34. Tali rilievi portano a ritenere fondato il quarto motivo di ricorso quanto alla violazione della L. n. 604 del 1966, articolo 3, sub specie di mancata applicazione di tale disposizione da parte della Corte di merito nella valutazione sulla legittimita’ o meno del licenziamento.
35. Risultano assorbiti il primo ed il secondo motivo di ricorso, relativi alla violazione della normativa antiriciclaggio e al danno all’immagine della societa’, suscettibili di valutazione da parte del giudice di rinvio ai fini della nozione legale di giustificato motivo soggettivo.
36. Anche il quinto e sesto motivo di ricorso risultano assorbiti poiche’ presuppongono una declaratoria di illegittimita’ del licenziamento.
37. Il terzo motivo di ricorso, formulato ai sensi dell’articolo 360 c.p.c., comma 1, n. 5, non si conforma allo schema legale del nuovo vizio motivazionale, come delineato dalle Sezioni Unite di questa Corte (sentenza n. 8053 del 2014), ed applicabile ratione temporis nel procedimento in oggetto (sentenza di reclamo emessa nel 2017), e non puo’ quindi trovare accoglimento.
38. Secondo l’orientamento espresso dalle Sezioni Unite, e dalle successive pronunce conformi (cfr. Cass., 27325 del 2017; Cass., n. 9749 del 2016), l’omesso esame deve riguardare un fatto, inteso nella sua accezione storico-fenomenica, principale (ossia costitutivo, impeditivo, estintivo o modificativo del diritto azionato) o secondario (cioe’ dedotto in funzione probatoria), la cui esistenza risulti dal testo della sentenza o dagli atti processuali e che abbia carattere decisivo. Non solo quindi la censura non puo’ investire argomenti o profili giuridici, ma il riferimento al fatto secondario non implica che possa denunciarsi, ai sensi dell’articolo 360 c.p.c., comma 1, n. 5, anche l’omesso esame di determinati elementi probatori.
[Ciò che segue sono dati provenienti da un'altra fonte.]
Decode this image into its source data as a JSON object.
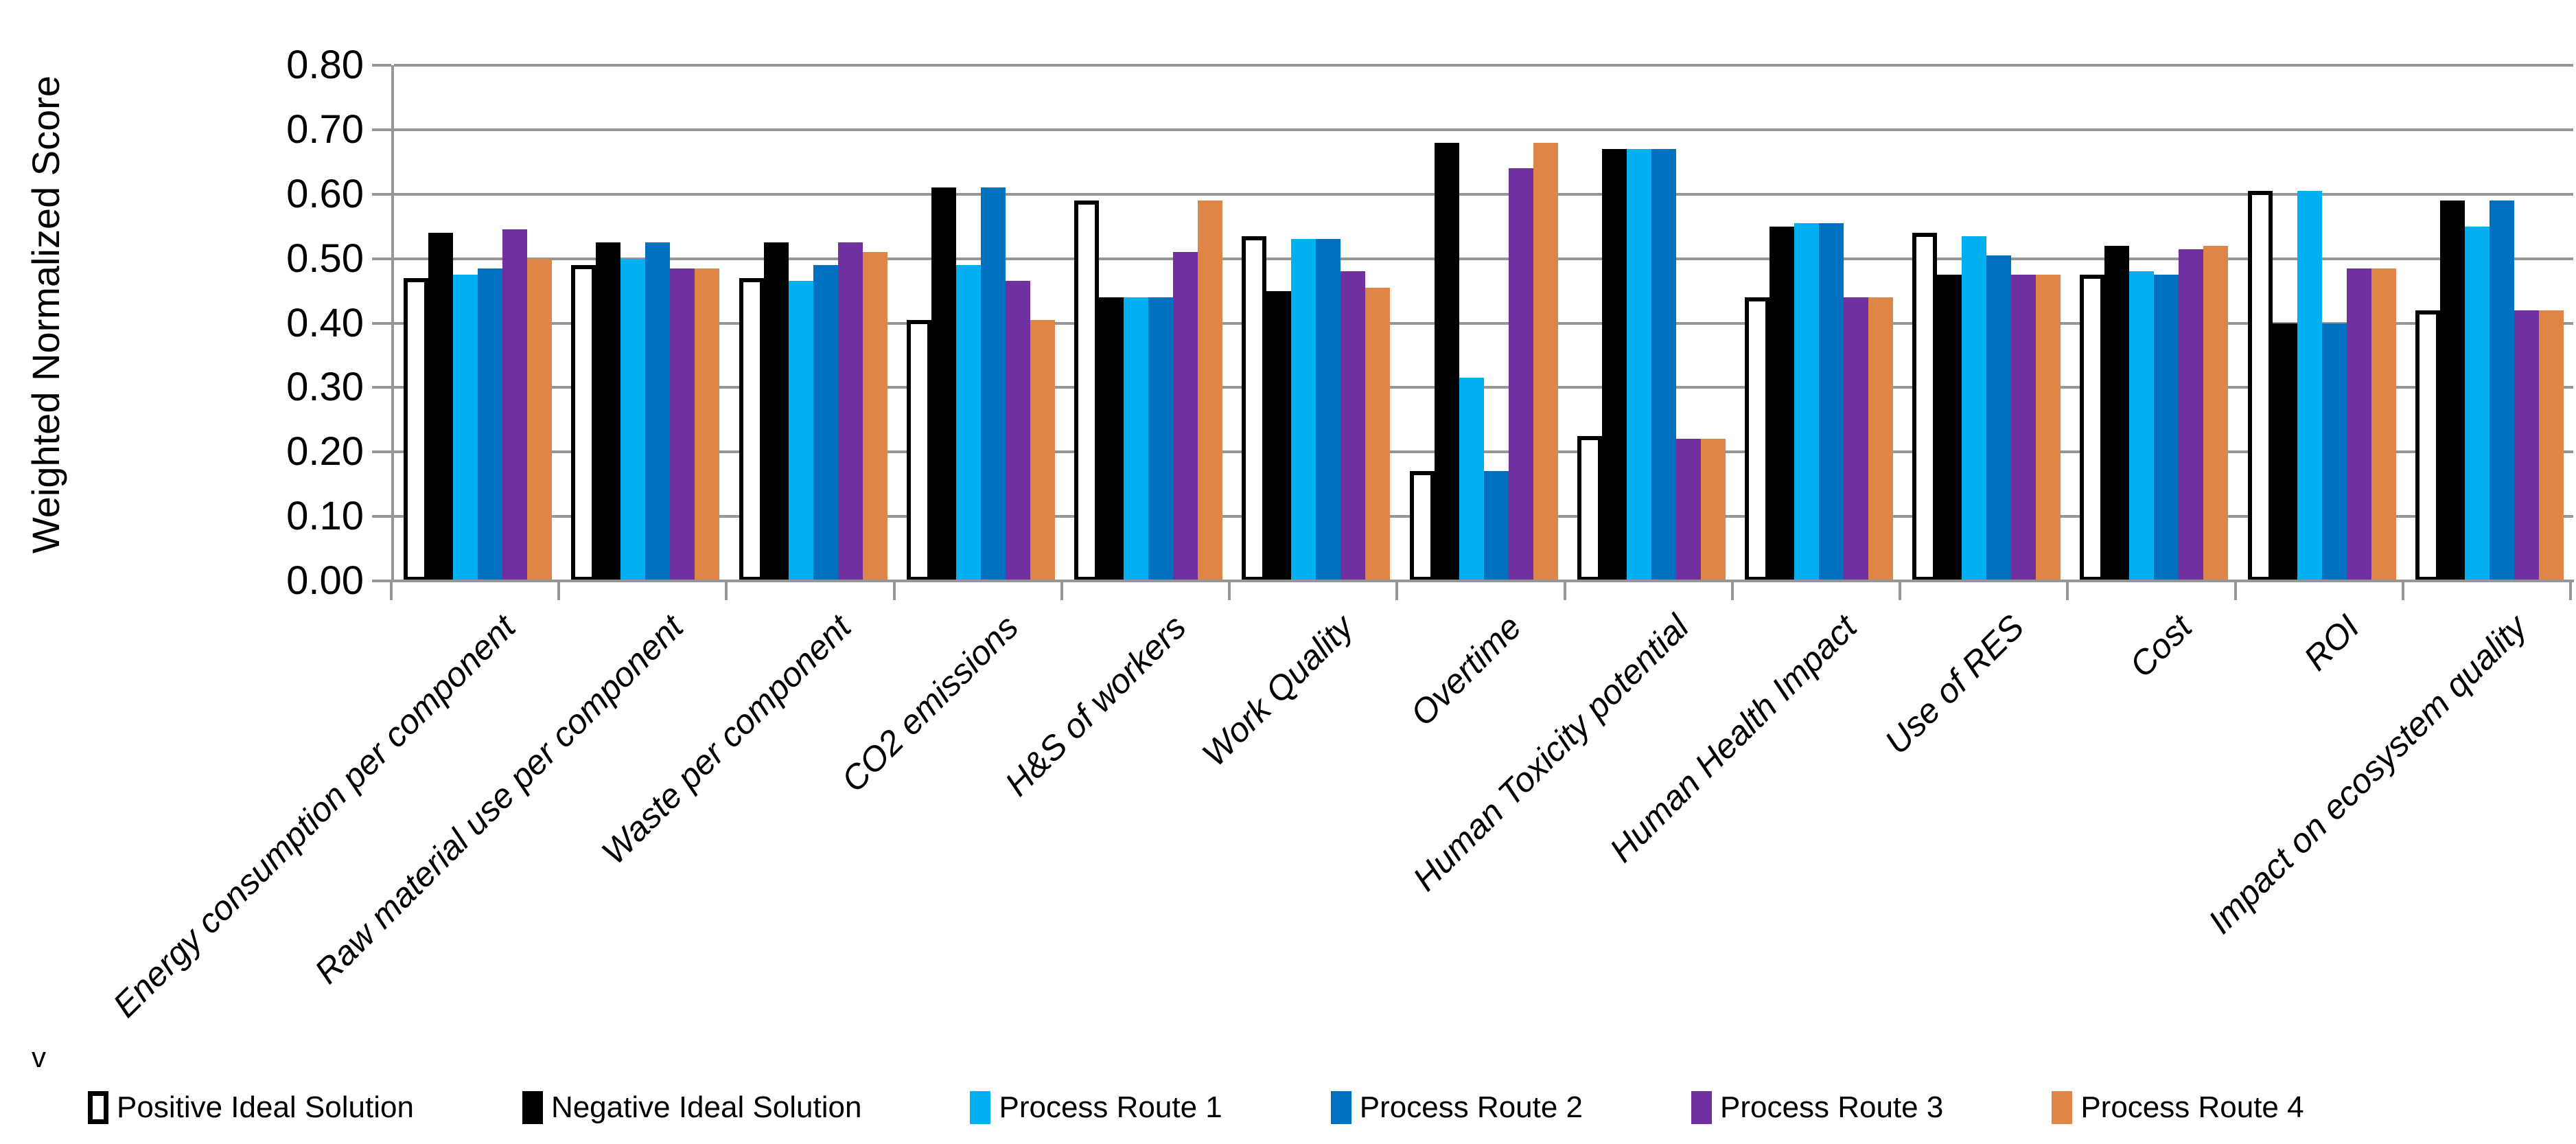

39. Il motivo in oggetto denuncia quale vizio motivazionale l’omesso esame degli elementi significativi del danno all’immagine della societa’, come la violazione ripetuta della normativa aziendale e nazionale antiriciclaggio, l’entita’ elevata degli importi in contanti movimentati in soli due mesi. Si tratta, all’evidenza, non di fatti storici intesi in senso fenomenico bensi’ di elementi probatori che, peraltro, la Corte di merito ha espressamente analizzato e valutato.
40. Per le considerazioni svolte, risulta fondato il quarto motivo di ricorso; deve essere respinto il terzo motivo e devono dichiararsi assorbiti i residui motivi.
41. La sentenza impugnata deve essere cassata in relazione al motivo accolto, con rinvio alla Corte di appello di Bari, in diversa composizione, che dovra’ compiere un nuovo esame della fattispecie conformandosi ai principi di diritto sopra enunciati, e provvedere altresi’ sulle spese del giudizio di legittimita’.
P.Q.M.
La Corte accoglie il quarto motivo di ricorso, respinge il terzo e dichiara assorbiti i residui motivi; cassa la sentenza impugnata in relazione al motivo accolto e rinvia alla Corte d’appello di Bari, in diversa composizione, cui demanda di provvedere anche sulle spese del giudizio di legittimita’.